Jackson, who ran for president in 1984 and 1988, paved the way for Obama to become the first Black candidate to stand at the precipice of the White House. In a recent interview on ABC News, Jackson said Obama is "running the last lap of a marathon … and I was part of that race."

 

The Obama camp offered a statement accepting Jackson's apology but said Obama will continue speaking directly about personal responsibility. "He will continue to speak out about our responsibilities to ourselves and each other, and he of course accepts Rev. Jackson's apology," Obama campaign spokesperson Bill Burton said.

 

But some, including Jackson's son, Rep.
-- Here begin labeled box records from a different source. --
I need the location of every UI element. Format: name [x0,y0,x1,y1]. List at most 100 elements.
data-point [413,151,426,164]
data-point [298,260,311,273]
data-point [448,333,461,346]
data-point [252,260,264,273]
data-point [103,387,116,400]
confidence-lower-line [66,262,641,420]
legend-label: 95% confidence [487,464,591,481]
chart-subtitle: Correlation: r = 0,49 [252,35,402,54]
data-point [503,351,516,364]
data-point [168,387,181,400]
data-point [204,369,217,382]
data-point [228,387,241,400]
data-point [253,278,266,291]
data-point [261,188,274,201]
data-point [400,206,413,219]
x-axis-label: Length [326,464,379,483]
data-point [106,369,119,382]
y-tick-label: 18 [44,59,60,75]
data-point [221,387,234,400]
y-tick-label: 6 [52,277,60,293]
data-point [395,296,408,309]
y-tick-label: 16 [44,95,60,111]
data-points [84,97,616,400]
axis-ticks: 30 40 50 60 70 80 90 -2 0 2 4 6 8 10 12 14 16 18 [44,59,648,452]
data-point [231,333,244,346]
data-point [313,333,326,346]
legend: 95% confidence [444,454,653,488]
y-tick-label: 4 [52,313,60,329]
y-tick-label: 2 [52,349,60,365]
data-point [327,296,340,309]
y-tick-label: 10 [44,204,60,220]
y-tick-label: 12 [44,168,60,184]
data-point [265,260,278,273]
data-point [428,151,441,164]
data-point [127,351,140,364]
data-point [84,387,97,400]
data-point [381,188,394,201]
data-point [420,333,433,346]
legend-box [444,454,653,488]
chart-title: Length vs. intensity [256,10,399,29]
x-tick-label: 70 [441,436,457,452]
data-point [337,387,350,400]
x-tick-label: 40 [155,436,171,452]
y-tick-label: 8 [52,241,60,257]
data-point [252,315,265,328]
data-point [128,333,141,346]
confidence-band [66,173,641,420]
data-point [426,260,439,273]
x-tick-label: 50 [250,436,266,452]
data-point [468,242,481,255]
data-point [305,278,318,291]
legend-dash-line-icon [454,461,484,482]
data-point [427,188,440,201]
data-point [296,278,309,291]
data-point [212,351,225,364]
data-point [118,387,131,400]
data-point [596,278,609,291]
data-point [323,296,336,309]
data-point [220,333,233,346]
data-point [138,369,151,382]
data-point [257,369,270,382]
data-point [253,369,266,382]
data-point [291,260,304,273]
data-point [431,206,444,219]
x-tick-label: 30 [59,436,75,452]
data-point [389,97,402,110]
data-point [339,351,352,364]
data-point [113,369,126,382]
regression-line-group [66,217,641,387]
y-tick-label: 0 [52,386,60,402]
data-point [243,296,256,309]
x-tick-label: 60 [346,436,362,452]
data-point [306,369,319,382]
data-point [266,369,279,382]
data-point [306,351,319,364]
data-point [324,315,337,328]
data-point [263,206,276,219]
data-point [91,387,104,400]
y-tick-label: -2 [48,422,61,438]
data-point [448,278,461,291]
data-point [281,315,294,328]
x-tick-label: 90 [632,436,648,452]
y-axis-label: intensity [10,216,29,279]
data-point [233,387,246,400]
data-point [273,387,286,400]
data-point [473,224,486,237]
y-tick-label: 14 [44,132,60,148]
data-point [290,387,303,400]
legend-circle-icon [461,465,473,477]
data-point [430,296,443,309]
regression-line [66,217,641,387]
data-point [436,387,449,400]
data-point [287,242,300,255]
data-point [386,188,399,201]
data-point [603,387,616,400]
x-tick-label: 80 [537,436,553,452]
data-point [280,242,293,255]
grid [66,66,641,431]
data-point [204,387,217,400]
Jesse Jackson Jr., who serves as an Obama campaign co-chairman, weren't so quick to turn the other cheek. Jackson Jr. issued a statement saying, "His divisive and demeaning comments about the presumptive Democratic nominee--and I believe the next president of the United States--contradict his inspiring and courageous career."

 

Jackson Jr. added, "Rev. Jackson is my dad and I'll always love him. He should know how hard I've worked for the last year and a half as a national co-chair of Barack Obama's presidential campaign. So I thoroughly reject and repudiate his ugly rhetoric. He should keep hope alive and any personal attacks and insults to himself."

 

At the heart of Jackson's rebuke appear to be comments Obama directed to Black males about being more engaged in raising their children. While speaking from a pulpit at the Apostolic Church of God in Chicago on Father's Day, he said, "If we are honest with ourselves, we'll admit that too many fathers are missing …You and I know how true this is in the African-American community. We know that more than half of all Black children live in single-parent households, a number that has doubled since we were children."

 

To read a full transcript of Barack Obama's Father's Day speech, click here.

 

It's not the first time comments such as Obama's have stoked controversy. Bill Cosby made similar remarks when he spoke before the NAACP in 2004. In that speech, Cosby blamed disproportionately high dropout rates, crime and teen pregnancy on the Black community itself.

 

"I'm talking about these people who cry when their son is standing there in an orange suit," Cosby said. "Where were you when he was 2? Where were you when he was 12? Where were you when he was 18, and how come you don't know he had a pistol? And where is the father?"